Is there a "simple" form to \begin{align} \sum_{x=0}^{x_1}\frac{(A+2x)!}{(2x)!}\, \tag{1} \end{align}
Mathematica spits out the not very illuminating \begin{align} \sum_{x=0}^{x_1}\frac{(A+2x)!}{(2x)!}=2^{-A-2} A!-\frac{\left(A+2 x_1+2\right)! \, _3F_2\left(1,\frac{A}{2}+x_1+\frac{3}{2},\frac{A}{2}+x_1+2;x_1+\frac{3}{2},x_1+2;1\right)}{\left(2 \left(x_1+1\right)\right)!}\, . \end{align} Here, $x$, $x_1$ and $A$ are non-negative integers.
I suspect the cases where $A$ is even or odd probably have to be treated differently. Still according to Mathematica, the simpler expression $$ \sum_{x=0}^{x_0}\frac{(A+x)!}{x!}=\frac{(1+A+x_1)!}{(1+A)x_1!}$$ so one would think that the more complicated one should also eventually give something "simpler".
(Any reference or insight to this type of summation is welcomed.)
I don't think that there is a general answer.
Consider $$ I = \sum_{k=0}^{2x_1} \begin{pmatrix}A+k \\ k\end{pmatrix} $$ and $$ J = \sum_{k=0}^{2x_1} (-1)^k \begin{pmatrix}A+k \\ k\end{pmatrix} $$ What you look for is obviously $I+J$ (multiplied by $A!/2$) as odd terms cancel out and only even terms remain.
The first one is $I = \begin{pmatrix}A+2x_1 + 1\\ 2x_1\end{pmatrix}$ like you mentioned.
The later one seems trickier.

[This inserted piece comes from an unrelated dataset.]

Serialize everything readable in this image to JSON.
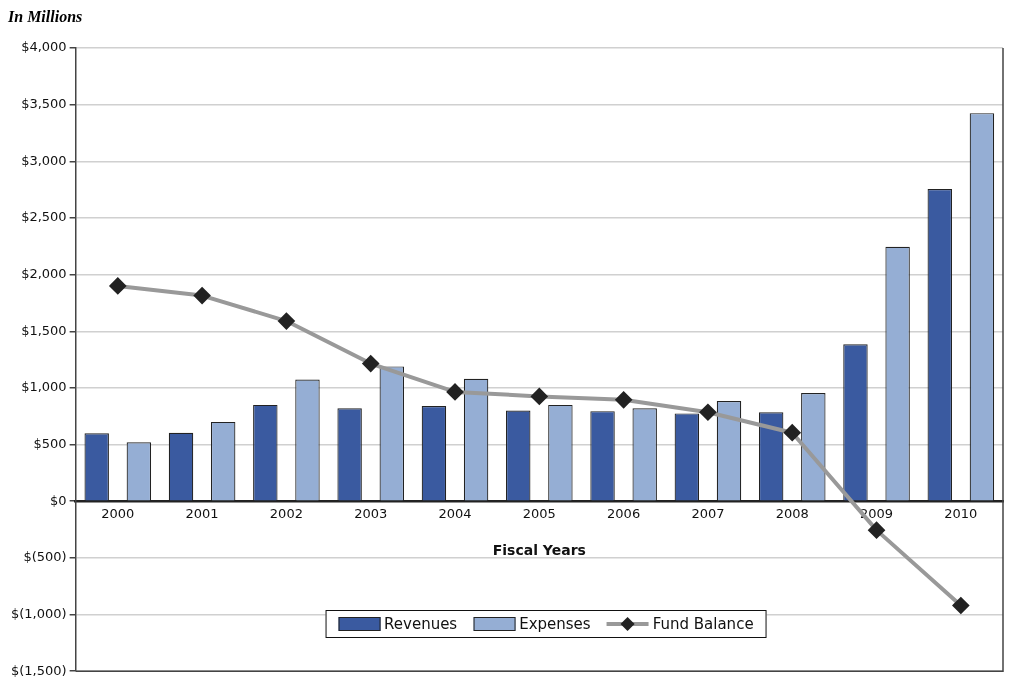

You can maybe refer to negative binomial coefficients where binomial coefficients can be extended to $\begin{pmatrix}p\\ k\end{pmatrix}$ where $p\in\mathbb Z$. The definition is ( $n\in\mathbb N$) $$ \begin{pmatrix} -n \\ k \end{pmatrix} := (-1)^k \begin{pmatrix} n+k-1 \\ k \end{pmatrix} $$ With this convention, $$ J = \sum_{k=0}^{2x_1} (-1)^k \begin{pmatrix}A+k \\ k\end{pmatrix} = \sum_{k=0}^{2x_1} \begin{pmatrix}1-A \\ k\end{pmatrix} $$ and the latter has no closed forms when $1-A$ is positive, but it doubtfully has one when it is also negative which is your case.
There might be special cases like $A=1$ or $A=0$.